THE PAINT JOB ARRRRGGGHHH!
I remember someone complaining about the end of Saving Private Ryan because when the Tiger tank is destroyed by the airplane, the plane didn't have empty bomb or rocket racks attached to its lower fuselage. I also remember someone complaining about the movie Fury, and how "laughably stupid" it was that the Tiger in that movie - in real life the only operational Tiger 1 in the entire world, acquired from the Bovington Tank Museum for use in the film - was in its 1943 Tunisian camouflage paint pattern, and not what one would see on a Tiger in mid-1945. Yeah I am sure the staff at Bovington are just going to paint over and then painstakingly strip and re-paint the only operational Tiger tank in the world just for some asshole in a movie theater. I mean, yeah, this is a bit silly.

I guess my overall point here is, be honest about what you want from entertainment, seek that out, and don't complain about what was never intended to be there. Don't watch Wizards in Space for realistic engineering and physics demonstrations. Don't watch war movies if you'll have an aneurysm over the smallest historical inaccuracy. Don't watch horror movies if you're not prepared to see stupid horror movie tropes in action. Don't watch stupid raunchy sex comedies if you're not prepared to see cringe-worthy sex and gender stereotyping. For a large percentage of the population - for good or for ill - humor is about that which causes discomfort. The Office was all about "cringe humor". America's Funniest Home Videos was all about dads getting whacked in the crotch by whiffle bats. There is no getting away from this - it is at the heart of what is entertaining for some people.

Now, to circle back to my opening statement, you can be justified in being upset at something when it tries to do that thing, but actively fails to do so. If your entertainment is about female empowerment, but you fall back on cringy, decades-old stereotypes, or if your message is that female empowerment is in some way bad and you're trying to be edgy by subverting this...than people should call you out for what you are, because you are trying to do that thing and doing it badly. This also doesn't mean you can be left off the hook for obvious racism, sexism, homophobia, and so on just by saying "well this movie was never intended to address that". We live in too-aware a society for that to be a legitimate excuse anymore. I sort of look at it like the old doctor's premise, "First, do no harm". As long as you can avoid being actively racist, sexist, and so forth, I feel you are not required to actively address those and other social issues if that is not the nature and theme of your entertainment.
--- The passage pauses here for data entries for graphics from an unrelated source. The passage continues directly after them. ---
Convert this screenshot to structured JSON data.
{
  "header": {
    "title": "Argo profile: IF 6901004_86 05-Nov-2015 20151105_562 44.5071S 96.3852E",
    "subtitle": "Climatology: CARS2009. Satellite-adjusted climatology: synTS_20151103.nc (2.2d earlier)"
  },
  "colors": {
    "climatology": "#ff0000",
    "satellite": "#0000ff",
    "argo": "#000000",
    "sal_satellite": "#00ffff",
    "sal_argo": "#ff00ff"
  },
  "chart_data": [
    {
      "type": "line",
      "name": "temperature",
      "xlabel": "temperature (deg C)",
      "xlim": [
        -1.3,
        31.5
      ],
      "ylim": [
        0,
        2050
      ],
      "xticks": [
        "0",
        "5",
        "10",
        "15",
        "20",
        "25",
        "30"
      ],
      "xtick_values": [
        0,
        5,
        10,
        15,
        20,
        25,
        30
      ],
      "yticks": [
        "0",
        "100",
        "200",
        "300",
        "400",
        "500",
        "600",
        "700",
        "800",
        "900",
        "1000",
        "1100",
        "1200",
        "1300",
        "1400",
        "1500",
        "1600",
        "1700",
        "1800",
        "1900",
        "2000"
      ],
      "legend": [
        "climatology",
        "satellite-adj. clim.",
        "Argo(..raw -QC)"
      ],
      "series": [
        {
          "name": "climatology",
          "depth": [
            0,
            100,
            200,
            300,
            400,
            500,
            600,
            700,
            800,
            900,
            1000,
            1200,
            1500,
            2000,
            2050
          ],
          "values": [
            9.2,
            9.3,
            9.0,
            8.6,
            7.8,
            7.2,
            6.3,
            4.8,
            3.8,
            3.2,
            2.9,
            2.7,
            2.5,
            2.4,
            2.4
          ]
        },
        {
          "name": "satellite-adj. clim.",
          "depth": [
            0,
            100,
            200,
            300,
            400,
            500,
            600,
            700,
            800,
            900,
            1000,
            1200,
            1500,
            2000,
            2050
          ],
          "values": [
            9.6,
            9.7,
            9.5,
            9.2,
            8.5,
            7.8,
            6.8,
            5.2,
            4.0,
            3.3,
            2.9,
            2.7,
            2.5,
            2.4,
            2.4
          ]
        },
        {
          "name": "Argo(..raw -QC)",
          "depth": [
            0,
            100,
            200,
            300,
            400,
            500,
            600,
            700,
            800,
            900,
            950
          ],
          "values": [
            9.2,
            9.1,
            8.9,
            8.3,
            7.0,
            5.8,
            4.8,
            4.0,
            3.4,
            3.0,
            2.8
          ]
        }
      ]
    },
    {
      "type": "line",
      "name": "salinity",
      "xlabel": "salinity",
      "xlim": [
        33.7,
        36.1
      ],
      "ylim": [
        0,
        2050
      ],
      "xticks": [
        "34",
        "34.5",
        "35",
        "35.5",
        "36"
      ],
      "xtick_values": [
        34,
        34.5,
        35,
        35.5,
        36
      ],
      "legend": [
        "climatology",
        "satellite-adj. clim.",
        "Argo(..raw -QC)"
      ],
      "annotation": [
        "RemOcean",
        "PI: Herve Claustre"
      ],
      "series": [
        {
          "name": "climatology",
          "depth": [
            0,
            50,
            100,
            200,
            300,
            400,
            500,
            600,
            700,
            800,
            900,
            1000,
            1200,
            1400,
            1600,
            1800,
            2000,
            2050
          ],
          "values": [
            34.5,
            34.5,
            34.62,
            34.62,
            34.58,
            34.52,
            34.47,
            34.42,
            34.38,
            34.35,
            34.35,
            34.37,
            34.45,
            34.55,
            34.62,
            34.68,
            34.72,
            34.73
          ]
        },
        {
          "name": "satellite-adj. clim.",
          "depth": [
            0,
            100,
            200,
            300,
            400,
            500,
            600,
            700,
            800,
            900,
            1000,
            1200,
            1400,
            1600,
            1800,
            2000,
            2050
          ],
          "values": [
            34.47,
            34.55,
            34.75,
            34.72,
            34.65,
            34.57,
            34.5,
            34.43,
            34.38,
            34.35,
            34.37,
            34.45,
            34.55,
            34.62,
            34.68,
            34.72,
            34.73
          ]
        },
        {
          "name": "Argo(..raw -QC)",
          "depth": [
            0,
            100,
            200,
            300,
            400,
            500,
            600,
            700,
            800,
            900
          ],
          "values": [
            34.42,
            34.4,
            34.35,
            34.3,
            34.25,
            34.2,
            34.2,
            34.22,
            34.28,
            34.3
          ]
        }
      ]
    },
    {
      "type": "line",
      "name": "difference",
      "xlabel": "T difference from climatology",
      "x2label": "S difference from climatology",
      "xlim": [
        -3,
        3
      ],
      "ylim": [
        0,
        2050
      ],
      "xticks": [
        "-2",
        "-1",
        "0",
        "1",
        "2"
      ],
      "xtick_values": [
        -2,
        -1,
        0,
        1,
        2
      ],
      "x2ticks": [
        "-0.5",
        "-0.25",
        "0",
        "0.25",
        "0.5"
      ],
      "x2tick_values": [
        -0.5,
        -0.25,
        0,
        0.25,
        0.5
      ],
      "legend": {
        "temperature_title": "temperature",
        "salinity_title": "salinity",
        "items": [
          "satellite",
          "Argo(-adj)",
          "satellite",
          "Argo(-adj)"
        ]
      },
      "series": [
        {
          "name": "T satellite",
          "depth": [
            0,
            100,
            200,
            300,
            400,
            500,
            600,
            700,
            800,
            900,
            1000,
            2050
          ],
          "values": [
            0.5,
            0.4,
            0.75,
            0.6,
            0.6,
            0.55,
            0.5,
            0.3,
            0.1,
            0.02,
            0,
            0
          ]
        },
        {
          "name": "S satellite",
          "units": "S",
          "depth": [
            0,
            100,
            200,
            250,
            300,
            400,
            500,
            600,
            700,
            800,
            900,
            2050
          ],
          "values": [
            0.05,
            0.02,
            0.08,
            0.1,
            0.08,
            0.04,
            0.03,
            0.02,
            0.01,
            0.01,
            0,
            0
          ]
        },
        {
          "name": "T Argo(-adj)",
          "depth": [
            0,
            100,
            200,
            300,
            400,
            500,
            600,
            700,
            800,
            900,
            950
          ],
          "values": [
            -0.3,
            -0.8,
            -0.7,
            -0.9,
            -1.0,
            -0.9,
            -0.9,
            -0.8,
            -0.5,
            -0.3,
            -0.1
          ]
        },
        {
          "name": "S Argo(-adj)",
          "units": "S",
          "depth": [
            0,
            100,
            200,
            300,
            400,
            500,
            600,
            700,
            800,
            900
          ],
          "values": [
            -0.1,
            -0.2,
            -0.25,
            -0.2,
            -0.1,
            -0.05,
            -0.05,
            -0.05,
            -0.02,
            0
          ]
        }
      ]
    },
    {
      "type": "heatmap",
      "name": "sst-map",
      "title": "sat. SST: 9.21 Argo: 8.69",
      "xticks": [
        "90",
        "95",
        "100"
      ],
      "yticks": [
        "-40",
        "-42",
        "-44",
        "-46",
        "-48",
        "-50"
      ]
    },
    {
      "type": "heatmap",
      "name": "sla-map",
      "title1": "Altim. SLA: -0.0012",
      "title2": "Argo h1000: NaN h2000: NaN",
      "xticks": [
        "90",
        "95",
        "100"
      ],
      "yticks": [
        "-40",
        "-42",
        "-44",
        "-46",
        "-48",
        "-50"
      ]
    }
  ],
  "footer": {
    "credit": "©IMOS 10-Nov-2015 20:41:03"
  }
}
At the end of the day, as I mentioned in a recent post about modern reading habits and sources of entertainment, we only have so many hours in the day in which to consume entertainment, so why would we purposefully seek out entertainment that doesn't fit with our entertainment comfort zone? Life is too short and blood pressure too high already for us to do that to ourselves.

3 comments:

M Harold Page said...

Yes. This.

Christopher M. Chupik said...

Good timing on this. My Twitter feed this morning is full of people moaning about the way Rey is holding her lightsaber in a new picture from the movie. You don't like it? Fine. I just get tired of people who complain about it every day of the week.

Chris Lopes said...

In the first place it was probably more like within minutes/seconds not hours. There ain't no rage like nerd rage. And yes, it's stupid.

As to social justice, it depends on what kind of story you are trying to tell. If it takes place in the modern era, and you aren't trying to paint some of the characters as total a-holes, then racism, sexism, or any other form of bigotry is out of place. On the other hand, if the story takes place in something like the antebellum South, it's kind of required as long as you make it clear it's wrong. The problem is when you try to transplant modern values to times and places where they don't belong.